Alexander defended the agency's programs, saying that it offered a "reasonable approach" that protected national security and civil liberty concerns. The NSA has been forced to defend its wide-ranging network of surveillance programs since former Booz Allen Hamilton contractor Edward Snowden leaked the information through the Guardian and the Washington Post last month.


Congress Needs New Legal Authorities for Counterterrorism, says former DOD Top Lawyer

Former Defense Department General Counsel Jeh Johnson said that the members of Congress needed to go back and reevaluate legal authorities given to counterterrorism professionals since the country was no longer "in a traditional armed conflict with al Qaeda and affiliated groups," and could not use the tools of the past decade for future conflicts.

"In this period, where I think we're headed in a new direction, we need to evaluate, in Congress, what new authorities our counterterrorism professionals might need," Johnson said. "We're not just talking about drone strikes, we're talking about ability to conduct national security interrogations, pre-Miranda, and other types of things that domestic law enforcement, the intelligence community should have to go forward with the future." Much of the past decade's most controversial counterterrorism tools, including drone strikes and the military prison at Guantanamo Bay, Cuba, base much of their legality on the authorization of use of military force passed by Congress, now considered a target of many in the administration.
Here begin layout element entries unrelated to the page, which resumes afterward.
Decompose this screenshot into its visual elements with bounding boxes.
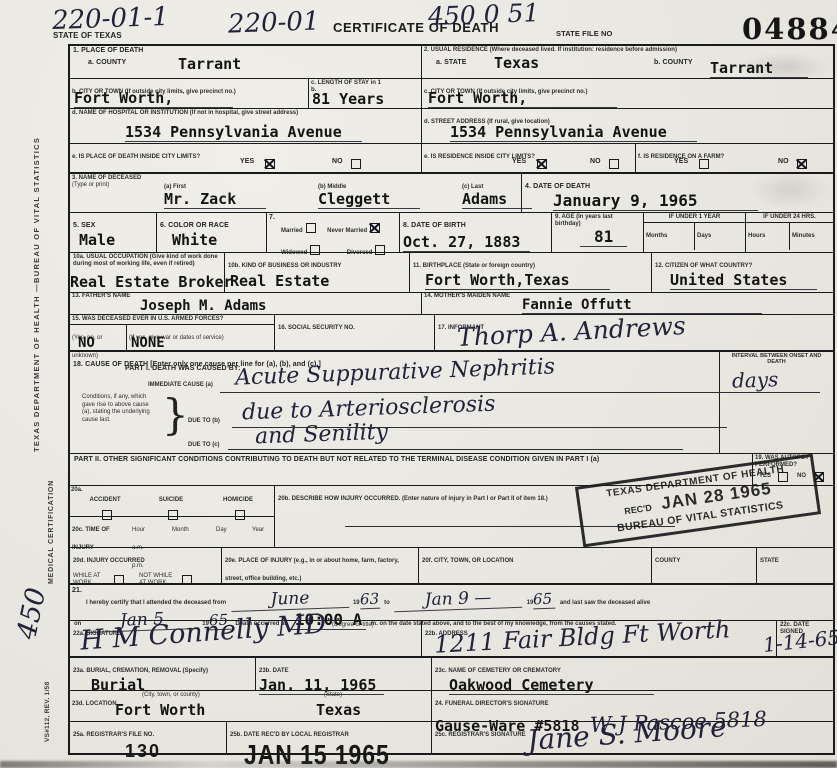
year1-value: 63: [359, 590, 380, 610]
part1-label: PART I. DEATH WAS CAUSED BY:: [125, 365, 241, 373]
place-of-death-title: 1. PLACE OF DEATH: [73, 47, 143, 55]
age-label: 9. AGE (In years last birthday): [555, 214, 615, 228]
kind-of-business-value: Real Estate: [230, 274, 329, 290]
due-to-c-value: and Senility: [255, 420, 389, 450]
citizen-value: United States: [670, 273, 817, 290]
section-injury-state: STATE: [757, 548, 833, 583]
section-sex: 5. SEX Male: [70, 213, 157, 252]
row-physician-signature: 22a. SIGNATURE (Degree or title) H M Con…: [70, 620, 833, 656]
section-usual-residence: 2. USUAL RESIDENCE (Where deceased lived…: [422, 46, 833, 172]
location-state-value: Texas: [316, 703, 361, 719]
residence-county-value: Tarrant: [710, 61, 808, 78]
injury-state-label: STATE: [760, 558, 779, 564]
months-label: Months: [646, 233, 667, 239]
informant-signature: Thorp A. Andrews: [456, 311, 686, 352]
section-injury-city-town: 20f. CITY, TOWN, OR LOCATION: [419, 548, 652, 583]
stamp-recd-label: REC'D: [624, 503, 653, 517]
residence-city-limits-yes: YES: [512, 158, 526, 166]
day-label: Day: [216, 527, 227, 533]
residence-farm-no: NO: [778, 158, 789, 166]
section-informant: 17. INFORMANT Thorp A. Andrews: [435, 315, 833, 350]
row-certification: 21. I hereby certify that I attended the…: [70, 583, 833, 620]
margin-medical-certification-text: MEDICAL CERTIFICATION: [48, 480, 55, 584]
section-registrar-file-no: 25a. REGISTRAR'S FILE NO. 130: [70, 722, 227, 753]
death-county-label: a. COUNTY: [88, 59, 126, 67]
page-bottom-edge: [0, 761, 837, 768]
section-burial-date: 23b. DATE Jan. 11, 1965: [256, 658, 432, 690]
burial-type-label: 23a. BURIAL, CREMATION, REMOVAL (Specify…: [73, 668, 208, 674]
race-label: 6. COLOR OR RACE: [160, 222, 229, 229]
race-value: White: [172, 231, 217, 249]
burial-date-label: 23b. DATE: [259, 668, 289, 674]
registrar-file-no-label: 25a. REGISTRAR'S FILE NO.: [73, 732, 154, 738]
residence-city-limits-no: NO: [590, 158, 601, 166]
section-physician-address: 22b. ADDRESS 1211 Fair Bldg Ft Worth: [422, 621, 777, 656]
residence-county-label: b. COUNTY: [654, 59, 693, 67]
residence-city-limits-no-checkbox: [609, 159, 619, 169]
describe-injury-label: 20b. DESCRIBE HOW INJURY OCCURRED. (Ente…: [278, 496, 548, 502]
never-married-label: Never Married: [327, 228, 367, 234]
hours-label: Hours: [748, 233, 765, 239]
mothers-maiden-name-label: 14. MOTHER'S MAIDEN NAME: [424, 293, 510, 300]
residence-state-label: a. STATE: [436, 59, 467, 67]
date-of-death-value: January 9, 1965: [553, 191, 758, 211]
section-kind-of-business: 10b. KIND OF BUSINESS OR INDUSTRY Real E…: [225, 253, 410, 292]
usual-occupation-value: Real Estate Broker: [70, 275, 233, 291]
homicide-label: HOMICIDE: [223, 497, 253, 503]
section-physician-signature: 22a. SIGNATURE (Degree or title) H M Con…: [70, 621, 422, 656]
section-place-of-death: 1. PLACE OF DEATH a. COUNTY Tarrant b. C…: [70, 46, 422, 172]
physician-address-value: 1211 Fair Bldg Ft Worth: [433, 615, 731, 658]
margin-handwritten-450: 450: [11, 585, 52, 642]
registrar-file-no-value: 130: [125, 741, 161, 761]
name-of-deceased-label: 3. NAME OF DECEASED: [72, 175, 160, 182]
section-date-of-death: 4. DATE OF DEATH January 9, 1965: [522, 174, 833, 212]
row-parents: 13. FATHER'S NAME Joseph M. Adams 14. MO…: [70, 292, 833, 314]
section-date-of-birth: 8. DATE OF BIRTH Oct. 27, 1883: [400, 213, 552, 252]
section-interval-onset-death: INTERVAL BETWEEN ONSET AND DEATH days: [720, 352, 833, 453]
death-certificate-scan: 220-01-1 220-01 STATE OF TEXAS CERTIFICA…: [0, 0, 837, 768]
type-or-print-note: (Type or print): [72, 182, 160, 189]
attended-to-value: Jan 9 —: [394, 587, 523, 612]
mothers-maiden-name-value: Fannie Offutt: [522, 298, 762, 314]
degree-or-title-label: (Degree or title): [332, 622, 374, 629]
immediate-cause-label: IMMEDIATE CAUSE (a): [148, 382, 213, 389]
sex-label: 5. SEX: [73, 222, 95, 229]
row-registrar: 25a. REGISTRAR'S FILE NO. 130 25b. DATE …: [70, 721, 833, 753]
days-label: Days: [697, 233, 711, 239]
birthplace-value: Fort Worth,Texas: [425, 273, 610, 290]
section-social-security-no: 16. SOCIAL SECURITY NO.: [275, 315, 435, 350]
row-occupation-birthplace-citizen: 10a. USUAL OCCUPATION (Give kind of work…: [70, 252, 833, 292]
accident-label: ACCIDENT: [90, 497, 121, 503]
section-fathers-name: 13. FATHER'S NAME Joseph M. Adams: [70, 293, 422, 314]
row-injury-location: 20d. INJURY OCCURRED WHILE AT WORK NOT W…: [70, 547, 833, 583]
registrar-signature-label: 25c. REGISTRAR'S SIGNATURE: [435, 732, 526, 738]
location-sub2: (State): [324, 692, 342, 699]
section-citizen-of-country: 12. CITIZEN OF WHAT COUNTRY? United Stat…: [652, 253, 833, 292]
age-value: 81: [580, 229, 627, 247]
item-21-number: 21.: [72, 587, 82, 595]
year-label: Year: [252, 527, 264, 533]
location-label: 23d. LOCATION: [72, 701, 117, 707]
section-birthplace: 11. BIRTHPLACE (State or foreign country…: [410, 253, 652, 292]
social-security-label: 16. SOCIAL SECURITY NO.: [278, 325, 355, 331]
injury-city-label: 20f. CITY, TOWN, OR LOCATION: [422, 558, 513, 564]
middle-name-value: Cleggett: [318, 192, 420, 209]
suicide-label: SUICIDE: [159, 497, 183, 503]
attended-from-value: June: [230, 587, 349, 612]
interval-value: days: [732, 367, 779, 393]
month-label: Month: [172, 527, 189, 533]
hospital-name-value: 1534 Pennsylvania Avenue: [125, 125, 362, 142]
date-received-label: 25b. DATE REC'D BY LOCAL REGISTRAR: [230, 732, 349, 738]
date-of-death-label: 4. DATE OF DEATH: [525, 183, 590, 190]
residence-farm-yes: YES: [674, 158, 688, 166]
section-injury-county: COUNTY: [652, 548, 757, 583]
kind-of-business-label: 10b. KIND OF BUSINESS OR INDUSTRY: [228, 263, 341, 269]
cause-b-rule: [232, 427, 727, 428]
row-place-and-residence: 1. PLACE OF DEATH a. COUNTY Tarrant b. C…: [70, 46, 833, 172]
section-burial-type: 23a. BURIAL, CREMATION, REMOVAL (Specify…: [70, 658, 256, 690]
state-file-no-label: STATE FILE NO: [556, 29, 612, 38]
place-of-injury-label: 20e. PLACE OF INJURY (e.g., in or about …: [225, 558, 399, 582]
death-inside-city-limits-no: NO: [332, 158, 343, 166]
residence-farm-yes-checkbox: [699, 159, 709, 169]
residence-farm-no-checkbox: [797, 159, 807, 169]
sex-value: Male: [79, 231, 115, 249]
state-of-texas-label: STATE OF TEXAS: [53, 31, 122, 41]
item-20a-label: 20a.: [71, 487, 83, 494]
section-marital-status: 7. Married Never Married Widowed Divorce…: [267, 213, 400, 252]
citizen-label: 12. CITIZEN OF WHAT COUNTRY?: [655, 263, 752, 269]
location-sub1: (City, town, or county): [142, 692, 200, 699]
conditions-note-text: Conditions, if any, which gave rise to a…: [82, 394, 158, 424]
part2-label: PART II. OTHER SIGNIFICANT CONDITIONS CO…: [74, 456, 694, 464]
due-to-c-label: DUE TO (c): [188, 442, 220, 449]
under-24-hrs-label: IF UNDER 24 HRS.: [746, 213, 833, 223]
margin-department-text: TEXAS DEPARTMENT OF HEALTH —BUREAU OF VI…: [32, 137, 41, 452]
interval-label: INTERVAL BETWEEN ONSET AND DEATH: [723, 353, 830, 366]
year2-value: 65: [533, 590, 556, 610]
cemetery-label: 23c. NAME OF CEMETERY OR CREMATORY: [435, 668, 561, 674]
conditions-note: Conditions, if any, which gave rise to a…: [82, 394, 158, 424]
section-color-or-race: 6. COLOR OR RACE White: [157, 213, 267, 252]
usual-residence-title: 2. USUAL RESIDENCE (Where deceased lived…: [424, 47, 677, 54]
handwritten-file-code: 450 0 51: [428, 0, 540, 31]
certify-text-2: and last saw the deceased alive: [560, 600, 650, 606]
section-place-of-injury: 20e. PLACE OF INJURY (e.g., in or about …: [222, 548, 419, 583]
death-inside-city-limits-label: e. IS PLACE OF DEATH INSIDE CITY LIMITS?: [72, 154, 200, 160]
section-cause-of-death: 18. CAUSE OF DEATH [Enter only one cause…: [70, 352, 720, 453]
section-armed-forces: 15. WAS DECEASED EVER IN U.S. ARMED FORC…: [70, 315, 275, 350]
location-city-value: Fort Worth: [115, 703, 205, 719]
marital-label: 7.: [269, 214, 275, 222]
year1-prefix: 19: [353, 600, 360, 606]
section-usual-occupation: 10a. USUAL OCCUPATION (Give kind of work…: [70, 253, 225, 292]
armed-forces-value2: NONE: [131, 336, 165, 351]
hospital-name-label: d. NAME OF HOSPITAL OR INSTITUTION (If n…: [72, 110, 302, 117]
section-age: 9. AGE (In years last birthday) 81: [552, 213, 644, 252]
section-registrar-signature: 25c. REGISTRAR'S SIGNATURE Jane S. Moore: [432, 722, 833, 753]
row-name-and-date-of-death: 3. NAME OF DECEASED (Type or print) (a) …: [70, 172, 833, 212]
conditions-brace: }: [162, 390, 189, 439]
married-label: Married: [281, 228, 303, 234]
section-cemetery: 23c. NAME OF CEMETERY OR CREMATORY Oakwo…: [432, 658, 833, 690]
section-name-of-deceased: 3. NAME OF DECEASED (Type or print) (a) …: [70, 174, 522, 212]
section-accident-suicide-homicide: 20a. ACCIDENT SUICIDE HOMICIDE: [70, 486, 275, 547]
row-burial: 23a. BURIAL, CREMATION, REMOVAL (Specify…: [70, 656, 833, 690]
death-county-value: Tarrant: [178, 57, 241, 73]
section-certification: 21. I hereby certify that I attended the…: [70, 585, 833, 620]
funeral-director-label: 24. FUNERAL DIRECTOR'S SIGNATURE: [435, 701, 548, 707]
section-date-received: 25b. DATE REC'D BY LOCAL REGISTRAR JAN 1…: [227, 722, 432, 753]
first-name-value: Mr. Zack: [164, 192, 266, 209]
birthplace-label: 11. BIRTHPLACE (State or foreign country…: [413, 263, 535, 269]
residence-city-value: Fort Worth,: [428, 91, 617, 108]
minutes-label: Minutes: [792, 233, 815, 239]
hour-label: Hour: [132, 527, 145, 533]
section-burial-location: 23d. LOCATION (City, town, or county) Fo…: [70, 691, 432, 721]
immediate-cause-value: Acute Suppurative Nephritis: [235, 354, 556, 390]
length-of-stay-value: 81 Years: [312, 92, 384, 108]
death-inside-city-limits-no-checkbox: [351, 159, 361, 169]
injury-occurred-label: 20d. INJURY OCCURRED: [73, 558, 145, 564]
street-address-value: 1534 Pennsylvania Avenue: [450, 125, 697, 142]
certify-text-1: I hereby certify that I attended the dec…: [86, 600, 226, 606]
section-if-under-24-hrs: IF UNDER 24 HRS. Hours Minutes: [746, 213, 833, 252]
cause-a-rule: [220, 392, 820, 393]
certificate-form: 1. PLACE OF DEATH a. COUNTY Tarrant b. C…: [68, 44, 835, 755]
row-cause-of-death: 18. CAUSE OF DEATH [Enter only one cause…: [70, 350, 833, 453]
due-to-b-label: DUE TO (b): [188, 418, 220, 425]
armed-forces-value1: NO: [78, 336, 95, 351]
death-inside-city-limits-yes: YES: [240, 158, 254, 166]
married-checkbox: [306, 223, 316, 233]
handwritten-code-2: 220-01: [228, 6, 320, 39]
residence-city-limits-yes-checkbox: [537, 159, 547, 169]
to-label: to: [384, 600, 390, 606]
injury-county-label: COUNTY: [655, 558, 680, 564]
never-married-checkbox: [370, 223, 380, 233]
residence-state-value: Texas: [494, 56, 539, 72]
cause-c-rule: [228, 449, 683, 450]
date-of-birth-label: 8. DATE OF BIRTH: [403, 222, 466, 229]
state-file-number: 04884: [742, 12, 837, 46]
row-sex-race-marital-birth-age: 5. SEX Male 6. COLOR OR RACE White 7. Ma…: [70, 212, 833, 252]
section-injury-occurred: 20d. INJURY OCCURRED WHILE AT WORK NOT W…: [70, 548, 222, 583]
armed-forces-label: 15. WAS DECEASED EVER IN U.S. ARMED FORC…: [70, 315, 274, 325]
section-date-signed: 22c. DATE SIGNED 1-14-65: [777, 621, 833, 656]
margin-form-number: VS#112, REV. 1/58: [44, 681, 51, 742]
usual-occupation-label: 10a. USUAL OCCUPATION (Give kind of work…: [73, 254, 221, 268]
date-of-birth-value: Oct. 27, 1883: [403, 235, 530, 252]
section-mothers-maiden-name: 14. MOTHER'S MAIDEN NAME Fannie Offutt: [422, 293, 833, 314]
under-1-year-label: IF UNDER 1 YEAR: [644, 213, 745, 223]
section-if-under-1-year: IF UNDER 1 YEAR Months Days: [644, 213, 746, 252]
death-city-value: Fort Worth,: [74, 91, 233, 108]
fathers-name-label: 13. FATHER'S NAME: [72, 293, 130, 300]
death-inside-city-limits-yes-checkbox: [265, 159, 275, 169]
fathers-name-value: Joseph M. Adams: [140, 299, 376, 315]
row-armedforces-ssn-informant: 15. WAS DECEASED EVER IN U.S. ARMED FORC…: [70, 314, 833, 350]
Budget No Reason to Avoid Syria, says Carter

The Pentagon’s budget squeeze would not hold back the implementation of a no fly zone in Syria, Deputy Defense Secretary Ashton Carter said in an Aspen Security Forum session on the future of the Pentagon. But any new military commitment would require more money from Congress, and fast.

“We would need supplemental funding, which is normal for a new contingency,” Carter said. Administration officials have so far been divided on how to approach the ongoing chaos in Syria, with factions in the government proposing additional weapons delivery and action to support the Syrian rebels.  As Carter spoke, Sen. John McCain, R-Ariz., upbraided Gen. Martin Dempsey, the Joint Chiefs chairman, in a testy exchange for not joining in McCain’s longstanding fervor for more direct U.S. military intervention in Syria. Dempsey was appearing before the Senate Armed Services Committee for his confirmation hearing to continue as chairman for another two years. Dempsey said the administration was considering the use of “kinetic strikes” in Syria, according to the Associated Press.
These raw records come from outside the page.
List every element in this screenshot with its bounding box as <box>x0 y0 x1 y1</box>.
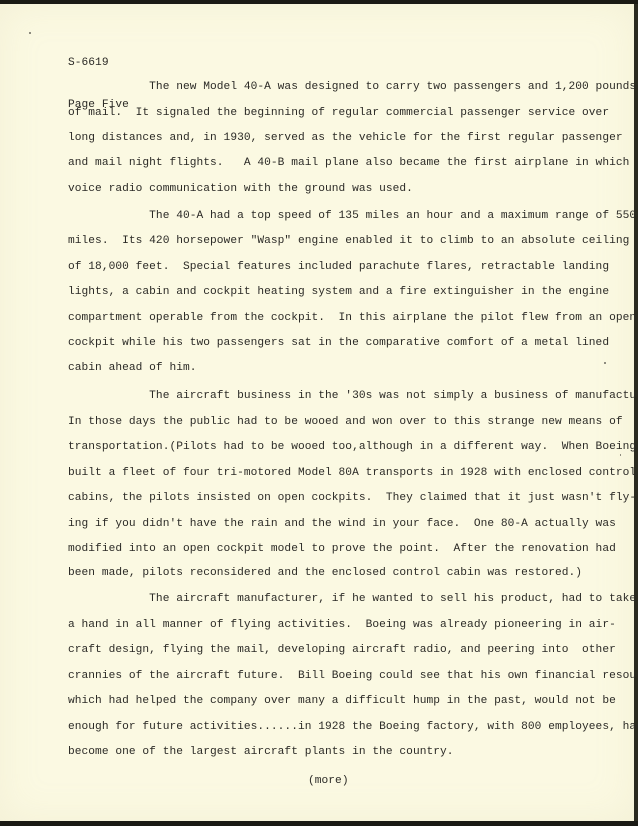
paper-speck <box>620 454 621 456</box>
paragraph-1-line-2: of mail. It signaled the beginning of re… <box>68 106 609 120</box>
paragraph-3-line-2: In those days the public had to be wooed… <box>68 415 623 429</box>
paragraph-4-line-2: a hand in all manner of flying activitie… <box>68 618 616 632</box>
paragraph-4-line-1: The aircraft manufacturer, if he wanted … <box>68 592 636 606</box>
paragraph-1-line-1: The new Model 40-A was designed to carry… <box>68 80 636 94</box>
paragraph-3-line-1: The aircraft business in the '30s was no… <box>68 389 638 403</box>
paragraph-1-line-5: voice radio communication with the groun… <box>68 182 413 196</box>
paragraph-3-line-5: cabins, the pilots insisted on open cock… <box>68 491 636 505</box>
document-id: S-6619 <box>68 56 129 70</box>
paragraph-4-line-3: craft design, flying the mail, developin… <box>68 643 616 657</box>
paragraph-4-line-4: crannies of the aircraft future. Bill Bo… <box>68 669 638 683</box>
paragraph-2-line-2: miles. Its 420 horsepower "Wasp" engine … <box>68 234 629 248</box>
continuation-marker: (more) <box>308 775 349 787</box>
document-body: The new Model 40-A was designed to carry… <box>68 74 95 506</box>
paragraph-1-line-4: and mail night flights. A 40-B mail plan… <box>68 156 629 170</box>
paragraph-2-line-6: cockpit while his two passengers sat in … <box>68 336 609 350</box>
paragraph-2-line-3: of 18,000 feet. Special features include… <box>68 260 609 274</box>
paragraph-3-line-4: built a fleet of four tri-motored Model … <box>68 466 636 480</box>
paragraph-4-line-6: enough for future activities......in 192… <box>68 720 638 734</box>
paragraph-4-line-7: become one of the largest aircraft plant… <box>68 745 454 759</box>
paragraph-3-line-3: transportation.(Pilots had to be wooed t… <box>68 440 636 454</box>
paragraph-2-line-7: cabin ahead of him. <box>68 361 197 375</box>
paragraph-3-line-6: ing if you didn't have the rain and the … <box>68 517 616 531</box>
paper-speck <box>604 362 606 364</box>
paragraph-4-line-5: which had helped the company over many a… <box>68 694 616 708</box>
paragraph-3-line-8: been made, pilots reconsidered and the e… <box>68 566 582 580</box>
paragraph-1-line-3: long distances and, in 1930, served as t… <box>68 131 623 145</box>
paragraph-2-line-1: The 40-A had a top speed of 135 miles an… <box>68 209 636 223</box>
paper-speck <box>29 32 31 34</box>
paragraph-2-line-5: compartment operable from the cockpit. I… <box>68 311 636 325</box>
paragraph-3-line-7: modified into an open cockpit model to p… <box>68 542 616 556</box>
paragraph-2-line-4: lights, a cabin and cockpit heating syst… <box>68 285 609 299</box>
document-page: S-6619 Page Five The new Model 40-A was … <box>0 4 638 821</box>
Pentagon officials are in the midst of absorbing $37 billion in mandatory sequestration cuts from the 2011 Budget Control Act. Defense Department civilian employees are being forced to take 11 unpaid furlough days through the end of fiscal 2013, while funding for training and flying hours has been severely curtailed.

Already, Sen. Susan Collins, R-Maine, asked Defense Secretary Chuck Hagel in June to submit a supplemental fiscal 2013 request to fund “unanticipated, underestimated war costs” in Afghanistan.  Congress has rejected part of Hagel’s earlier request to reprogram billions of previously authorized dollars that the Pentagon wanted to shift to pay for the war.

However, it’s unclear if members of Congress would acquiesce. Carter said that political support for defense funding has sharply eroded. In the case of sequestration, he said, “the path of least resistance for the political system” was to allow the cuts to go through for another year. He noted that department officials were looking at budget options that factored in permanent sequestration as a “new normal.”